We at the Union of Councils for Jews in the former Soviet Union are saddened by the passing of Senator Frank Lautenberg. He was a devoted public servant and a friend of all those around the world fleeing from religious discrimination; in particular, the millions of Jews from the former Soviet Union who owe him a debt of gratitude for his support and leadership.
Dr. Leonid Stonov, a former Refusenik who is now the Director of International Activities for the UCSJ, recalls Senator Lautenberg’s interest regarding Jewish life in the USSR:
In 1989, the Senator visited Russia and spent a whole day with a group of long-term Refuseniks in his hotel room and at the US Embassy. Senator Lautenberg wanted to learn more about the history of Judaism in Russia, Jewish emigration, the fate of the prisoners of Zion and the Refuseniks, and the possibility and ways of restoring Jewish traditions and education. The Refluseniks all agreed that the most respected US Senators were Jackson and Lautenberg.
After the meeting, we provided the Senator with the current list of Refuseniks.

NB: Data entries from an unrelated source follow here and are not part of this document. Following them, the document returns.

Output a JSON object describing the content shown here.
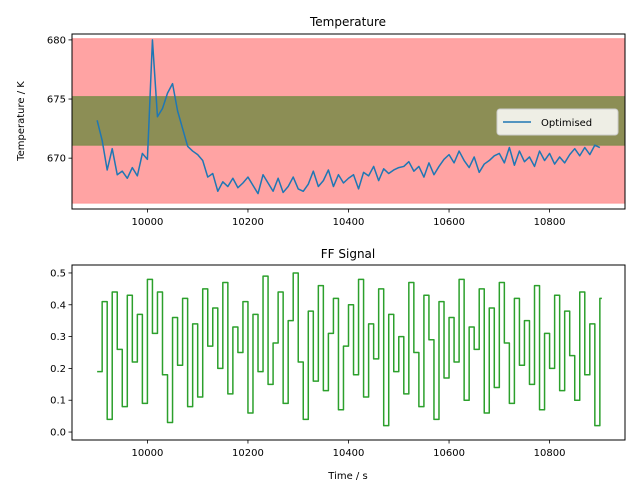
{
  "chart_data": [
    {
      "type": "line",
      "title": "Temperature",
      "xlabel": "",
      "ylabel": "Temperature / K",
      "xlim": [
        9850,
        10950
      ],
      "ylim": [
        665.7,
        680.5
      ],
      "xticks": [
        10000,
        10200,
        10400,
        10600,
        10800
      ],
      "yticks": [
        670,
        675,
        680
      ],
      "xtick_labels": [
        "10000",
        "10200",
        "10400",
        "10600",
        "10800"
      ],
      "ytick_labels": [
        "670",
        "675",
        "680"
      ],
      "grid": false,
      "legend_position": "right",
      "bands": [
        {
          "y0": 666.2,
          "y1": 680.1,
          "color": "#ff9999"
        },
        {
          "y0": 671.1,
          "y1": 675.2,
          "color": "#7f8c4c"
        }
      ],
      "series": [
        {
          "name": "Optimised",
          "color": "#1f77b4",
          "x": [
            9900,
            9910,
            9920,
            9930,
            9940,
            9950,
            9960,
            9970,
            9980,
            9990,
            10000,
            10010,
            10020,
            10030,
            10040,
            10050,
            10060,
            10070,
            10080,
            10090,
            10100,
            10110,
            10120,
            10130,
            10140,
            10150,
            10160,
            10170,
            10180,
            10190,
            10200,
            10210,
            10220,
            10230,
            10240,
            10250,
            10260,
            10270,
            10280,
            10290,
            10300,
            10310,
            10320,
            10330,
            10340,
            10350,
            10360,
            10370,
            10380,
            10390,
            10400,
            10410,
            10420,
            10430,
            10440,
            10450,
            10460,
            10470,
            10480,
            10490,
            10500,
            10510,
            10520,
            10530,
            10540,
            10550,
            10560,
            10570,
            10580,
            10590,
            10600,
            10610,
            10620,
            10630,
            10640,
            10650,
            10660,
            10670,
            10680,
            10690,
            10700,
            10710,
            10720,
            10730,
            10740,
            10750,
            10760,
            10770,
            10780,
            10790,
            10800,
            10810,
            10820,
            10830,
            10840,
            10850,
            10860,
            10870,
            10880,
            10890,
            10900
          ],
          "values": [
            673.2,
            671.5,
            669.0,
            670.8,
            668.6,
            668.9,
            668.3,
            669.2,
            668.5,
            670.4,
            669.9,
            680.0,
            673.5,
            674.2,
            675.5,
            676.3,
            674.0,
            672.5,
            671.0,
            670.6,
            670.3,
            669.8,
            668.4,
            668.7,
            667.2,
            668.0,
            667.6,
            668.3,
            667.5,
            667.9,
            668.4,
            667.7,
            667.0,
            668.6,
            667.9,
            667.2,
            668.3,
            667.1,
            667.6,
            668.4,
            667.4,
            667.2,
            667.8,
            668.9,
            667.6,
            668.1,
            669.0,
            667.6,
            668.6,
            667.9,
            668.3,
            668.6,
            667.4,
            668.8,
            668.5,
            669.3,
            668.1,
            669.1,
            668.7,
            669.0,
            669.2,
            669.3,
            669.7,
            668.9,
            669.3,
            668.4,
            669.6,
            668.6,
            669.3,
            669.9,
            670.3,
            669.6,
            670.6,
            669.8,
            669.2,
            670.1,
            668.8,
            669.5,
            669.8,
            670.2,
            670.4,
            669.6,
            670.9,
            669.4,
            670.6,
            669.7,
            670.1,
            669.3,
            670.6,
            669.8,
            670.4,
            669.5,
            670.1,
            669.6,
            670.3,
            670.8,
            670.2,
            670.9,
            670.3,
            671.1,
            670.9
          ]
        }
      ]
    },
    {
      "type": "line",
      "step": true,
      "title": "FF Signal",
      "xlabel": "Time / s",
      "ylabel": "",
      "xlim": [
        9850,
        10950
      ],
      "ylim": [
        -0.025,
        0.525
      ],
      "xticks": [
        10000,
        10200,
        10400,
        10600,
        10800
      ],
      "yticks": [
        0.0,
        0.1,
        0.2,
        0.3,
        0.4,
        0.5
      ],
      "xtick_labels": [
        "10000",
        "10200",
        "10400",
        "10600",
        "10800"
      ],
      "ytick_labels": [
        "0.0",
        "0.1",
        "0.2",
        "0.3",
        "0.4",
        "0.5"
      ],
      "grid": false,
      "series": [
        {
          "color": "#2ca02c",
          "x": [
            9900,
            9910,
            9920,
            9930,
            9940,
            9950,
            9960,
            9970,
            9980,
            9990,
            10000,
            10010,
            10020,
            10030,
            10040,
            10050,
            10060,
            10070,
            10080,
            10090,
            10100,
            10110,
            10120,
            10130,
            10140,
            10150,
            10160,
            10170,
            10180,
            10190,
            10200,
            10210,
            10220,
            10230,
            10240,
            10250,
            10260,
            10270,
            10280,
            10290,
            10300,
            10310,
            10320,
            10330,
            10340,
            10350,
            10360,
            10370,
            10380,
            10390,
            10400,
            10410,
            10420,
            10430,
            10440,
            10450,
            10460,
            10470,
            10480,
            10490,
            10500,
            10510,
            10520,
            10530,
            10540,
            10550,
            10560,
            10570,
            10580,
            10590,
            10600,
            10610,
            10620,
            10630,
            10640,
            10650,
            10660,
            10670,
            10680,
            10690,
            10700,
            10710,
            10720,
            10730,
            10740,
            10750,
            10760,
            10770,
            10780,
            10790,
            10800,
            10810,
            10820,
            10830,
            10840,
            10850,
            10860,
            10870,
            10880,
            10890,
            10900
          ],
          "values": [
            0.19,
            0.41,
            0.04,
            0.44,
            0.26,
            0.08,
            0.43,
            0.22,
            0.37,
            0.09,
            0.48,
            0.31,
            0.44,
            0.18,
            0.03,
            0.36,
            0.21,
            0.42,
            0.08,
            0.34,
            0.11,
            0.45,
            0.27,
            0.39,
            0.2,
            0.47,
            0.12,
            0.33,
            0.25,
            0.41,
            0.06,
            0.37,
            0.19,
            0.49,
            0.15,
            0.28,
            0.44,
            0.09,
            0.35,
            0.5,
            0.22,
            0.04,
            0.38,
            0.16,
            0.46,
            0.13,
            0.31,
            0.42,
            0.07,
            0.27,
            0.4,
            0.18,
            0.48,
            0.11,
            0.34,
            0.23,
            0.45,
            0.02,
            0.37,
            0.19,
            0.3,
            0.12,
            0.47,
            0.25,
            0.08,
            0.43,
            0.29,
            0.04,
            0.41,
            0.17,
            0.36,
            0.22,
            0.48,
            0.1,
            0.33,
            0.26,
            0.45,
            0.06,
            0.39,
            0.14,
            0.47,
            0.28,
            0.09,
            0.42,
            0.21,
            0.35,
            0.15,
            0.46,
            0.07,
            0.31,
            0.2,
            0.43,
            0.13,
            0.38,
            0.24,
            0.1,
            0.44,
            0.18,
            0.34,
            0.02,
            0.42
          ]
        }
      ]
    }
  ]
}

The very next day, he presented the list to high level Soviet authorities, demanding that they be allowed to emigrate. As a result of this action, some Refuseniks soon received permission.

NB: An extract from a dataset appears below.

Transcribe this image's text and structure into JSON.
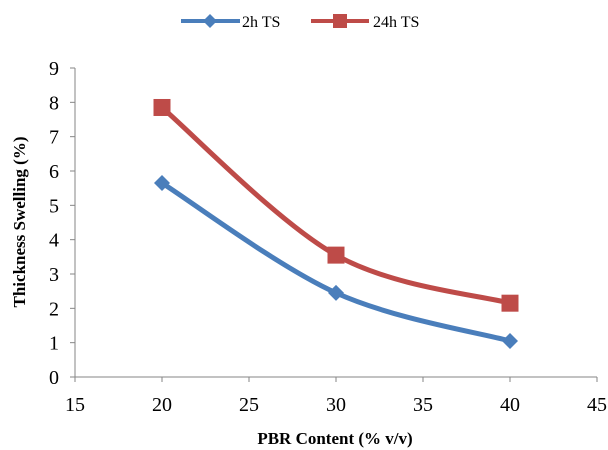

Later, a well-known Kiev Jewish artist, Samuel Kaplan, gave the Senator a present on behalf of the Soviet Jewish immigrants: his painting which depicted a long line of Jewish people standing in front of the American Embassy, waiting to be granted refugee status. The picture still hangs in Senator Lautenberg’s office.
Rabbi Shimon Gamliel said “on three things are the world sustained: Justice, Truth and Peace.” He would have been proud to know Frank Lautenberg.